Today, with everything becoming thinner and smaller, precision requirements for dies have become so severe that even the tiniest problem can ruin the value of end products. We have introduced the flow analysis system Autodesk Moldflow from the United States to simulate the flow behavior of plastic melts within the die at the planning and design stage, allowing us to objectively examine beforehand any possible problems or stress on the die during molding, and to manufacture dies in both an efficient and cost-effective manner. This helps us to significantly reduce the number of design changes and post-manufacture modifications and to finish the dies without having to make several attempts.
Using CAD/CAM data, the MOLD720h system makes it possible to check work breakdown and the shape of dies on-line via PC, thus eliminating the need to do so on paper and realizing a complete parallel setup. The entire process from CAD/CAM and NC programming to cutting, measurement, and electric discharge machining has been integrated on-line, thus ensuring faultless exchange of products and data via the ID reader. The end result is literally around-the-clock, 365-day-a-year (720 hours per month) operation, with no mistakes.
Our original development, M-PROC is a brand new process control system which sets a delivery date for parts and manufacturing process two fundamental parameters for dies manufacturing - and monitors progress in the manufacturing process, thus managing manpower and machines in an optimal manner.
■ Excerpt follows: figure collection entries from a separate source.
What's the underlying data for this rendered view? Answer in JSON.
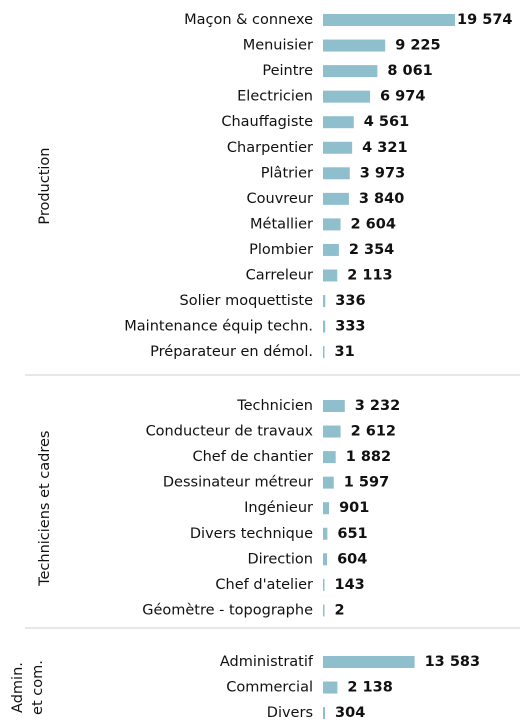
{
  "chart_data": {
    "type": "bar",
    "color": "#8fbfcc",
    "groups": [
      {
        "label": [
          "Production"
        ],
        "categories": [
          "Maçon & connexe",
          "Menuisier",
          "Peintre",
          "Electricien",
          "Chauffagiste",
          "Charpentier",
          "Plâtrier",
          "Couvreur",
          "Métallier",
          "Plombier",
          "Carreleur",
          "Solier moquettiste",
          "Maintenance équip techn.",
          "Préparateur en démol."
        ],
        "values": [
          19574,
          9225,
          8061,
          6974,
          4561,
          4321,
          3973,
          3840,
          2604,
          2354,
          2113,
          336,
          333,
          31
        ],
        "value_labels": [
          "19 574",
          "9 225",
          "8 061",
          "6 974",
          "4 561",
          "4 321",
          "3 973",
          "3 840",
          "2 604",
          "2 354",
          "2 113",
          "336",
          "333",
          "31"
        ]
      },
      {
        "label": [
          "Techniciens et cadres"
        ],
        "categories": [
          "Technicien",
          "Conducteur de travaux",
          "Chef de chantier",
          "Dessinateur métreur",
          "Ingénieur",
          "Divers technique",
          "Direction",
          "Chef d'atelier",
          "Géomètre - topographe"
        ],
        "values": [
          3232,
          2612,
          1882,
          1597,
          901,
          651,
          604,
          143,
          2
        ],
        "value_labels": [
          "3 232",
          "2 612",
          "1 882",
          "1 597",
          "901",
          "651",
          "604",
          "143",
          "2"
        ]
      },
      {
        "label": [
          "Admin.",
          "et com."
        ],
        "categories": [
          "Administratif",
          "Commercial",
          "Divers"
        ],
        "values": [
          13583,
          2138,
          304
        ],
        "value_labels": [
          "13 583",
          "2 138",
          "304"
        ]
      }
    ]
  }
}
Production lines at the three plants are monitored on a real-time basis by network cameras, so that accurate instructions may be given from a remote place. The system also incorporates various advanced subsystems, such as those for by-type balance control and shape identification.
The decorative molding technique achieves a shorter process by also processing the product surface during molding. Matsuno became the first to apply this technology to a three-dimensional curved surface, which had previously been deemed extremely difficult. This technique makes secondary working printing, pasting, coating, etc. unnecessary. Also, because of its applicability to any type of material, including Japanese paper, cloth, leather, metal, and light diffusion membranes, this technique adds to design variations, and is also capable of adding new functions, for example, using the material as an electric circuit by attaching a PCB on the back.
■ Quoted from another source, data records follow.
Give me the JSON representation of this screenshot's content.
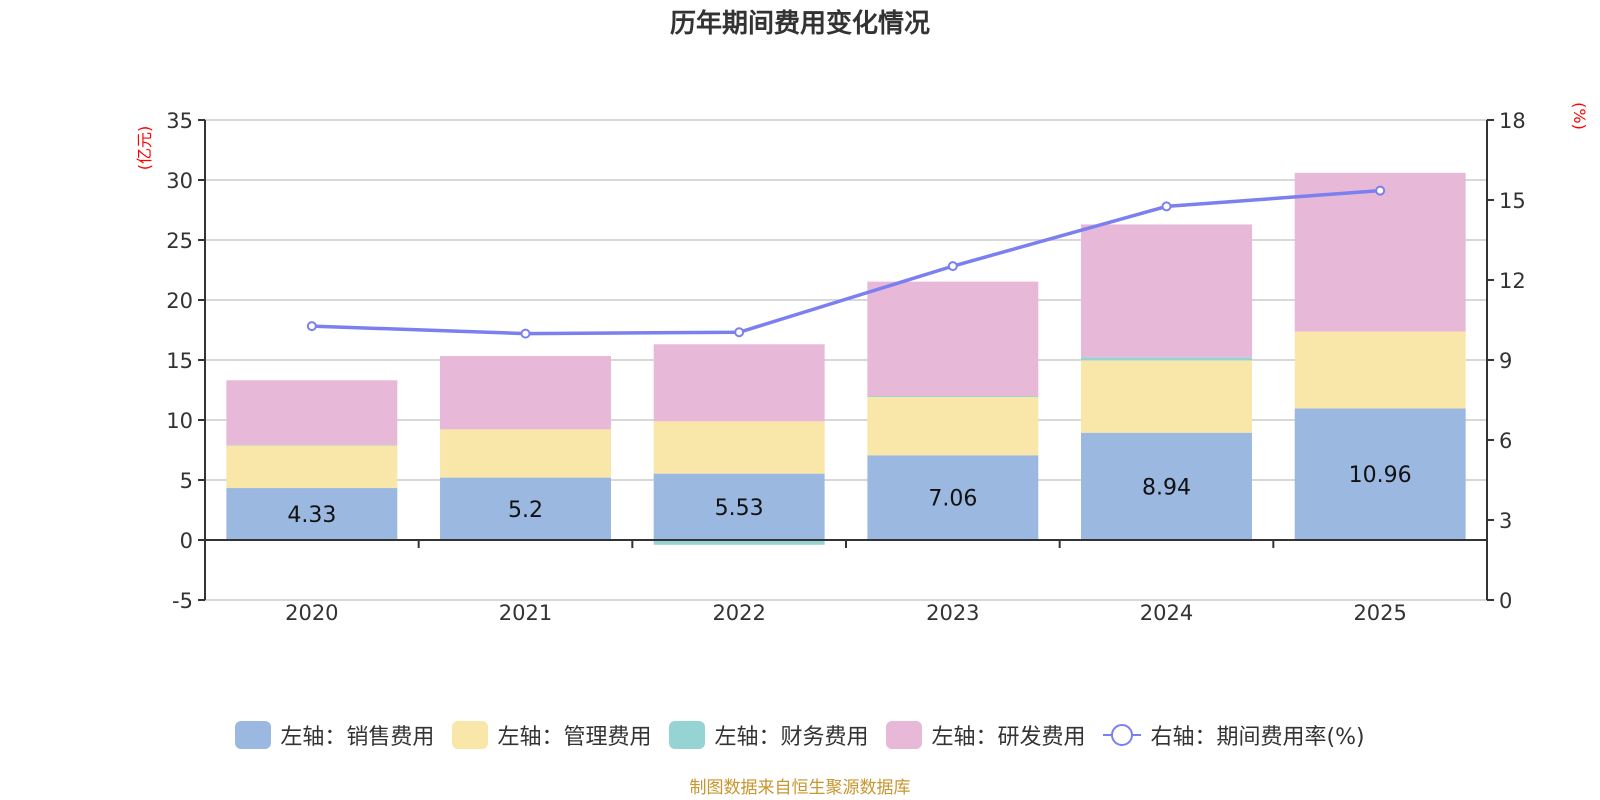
{
  "chart_data": {
    "type": "bar",
    "title": "历年期间费用变化情况",
    "categories": [
      "2020",
      "2021",
      "2022",
      "2023",
      "2024",
      "2025"
    ],
    "left_axis": {
      "unit_label": "(亿元)",
      "ylim": [
        -5,
        35
      ],
      "ticks": [
        -5,
        0,
        5,
        10,
        15,
        20,
        25,
        30,
        35
      ]
    },
    "right_axis": {
      "unit_label": "(%)",
      "ylim": [
        0,
        18
      ],
      "ticks": [
        0,
        3,
        6,
        9,
        12,
        15,
        18
      ]
    },
    "stacked": true,
    "grid": true,
    "legend_position": "bottom",
    "series": [
      {
        "name": "左轴：销售费用",
        "axis": "left",
        "type": "bar",
        "color": "#9bb8e1",
        "values": [
          4.33,
          5.2,
          5.53,
          7.06,
          8.94,
          10.96
        ],
        "labels_shown": true
      },
      {
        "name": "左轴：管理费用",
        "axis": "left",
        "type": "bar",
        "color": "#f8e7a9",
        "values": [
          3.56,
          4.02,
          4.36,
          4.86,
          6.03,
          6.41
        ],
        "labels_shown": false
      },
      {
        "name": "左轴：财务费用",
        "axis": "left",
        "type": "bar",
        "color": "#96d4d4",
        "values": [
          0.03,
          -0.02,
          -0.4,
          0.08,
          0.25,
          -0.05
        ],
        "labels_shown": false
      },
      {
        "name": "左轴：研发费用",
        "axis": "left",
        "type": "bar",
        "color": "#e8b8d8",
        "values": [
          5.39,
          6.11,
          6.42,
          9.53,
          11.08,
          13.23
        ],
        "labels_shown": false
      },
      {
        "name": "右轴：期间费用率(%)",
        "axis": "right",
        "type": "line",
        "color": "#7b7ff0",
        "values": [
          10.27,
          9.99,
          10.04,
          12.52,
          14.76,
          15.35
        ]
      }
    ]
  },
  "footer": {
    "source": "制图数据来自恒生聚源数据库"
  }
}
Our "3+1 Manufacturing Network" covers the Tokyo Metropolitan Area, Kansai, and Kyushu. Established in April 2008, the Kiyama Plant in Saga Prefecture is our principle manufacturing base featuring the state-of-the-art equipment. Our design team at the Head Office and Plant in Higashi Osaka - the pivot of Japan's manufacturing - functions as the brain of our operations, while the Shin-Yokohama Plant serves as a contact for our customers in the Tokyo Metropolitan Area and Eastern Japan. At the Creation Core Higashi Osaka, we conduct R&D of new technology through industry-university collaborations. With each facility based in a prime location, they all demonstrate outstanding mobility.
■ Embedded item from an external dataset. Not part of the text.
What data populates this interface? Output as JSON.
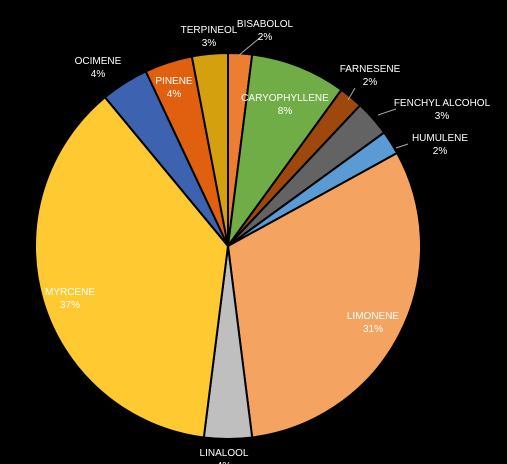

Through industrial-academic collaboration, Matsuno is committed to R&D in the metal manufacturing category. One such example is the "polishing robot." No matter how automated dies manufacturing has become, the final "polishing" process cannot be done without the mastery of skilled craftsmen. When all the other processes were made more efficient, it was difficult to shorten the time for this key process. Working closely with the Ryukoku University Faculty of Science and Technology, Matsuno succeeded in quantifying and objectifying craftsmen's skills for "automated polishing." The development of this groundbreaking technology is close at hand.
The more automated the manufacturing process becomes, the more important the human role is in determining quality. It is not just the skills of experienced, uncompromising engineers, but also the ability to optimize manufacturing by making the most of our vast stores of knowledge and information. We are developing multi-skilled workers by encouraging engineers from different fields to learn from each other and share individual wisdom and ingenuity through daily QC circle activities and research work.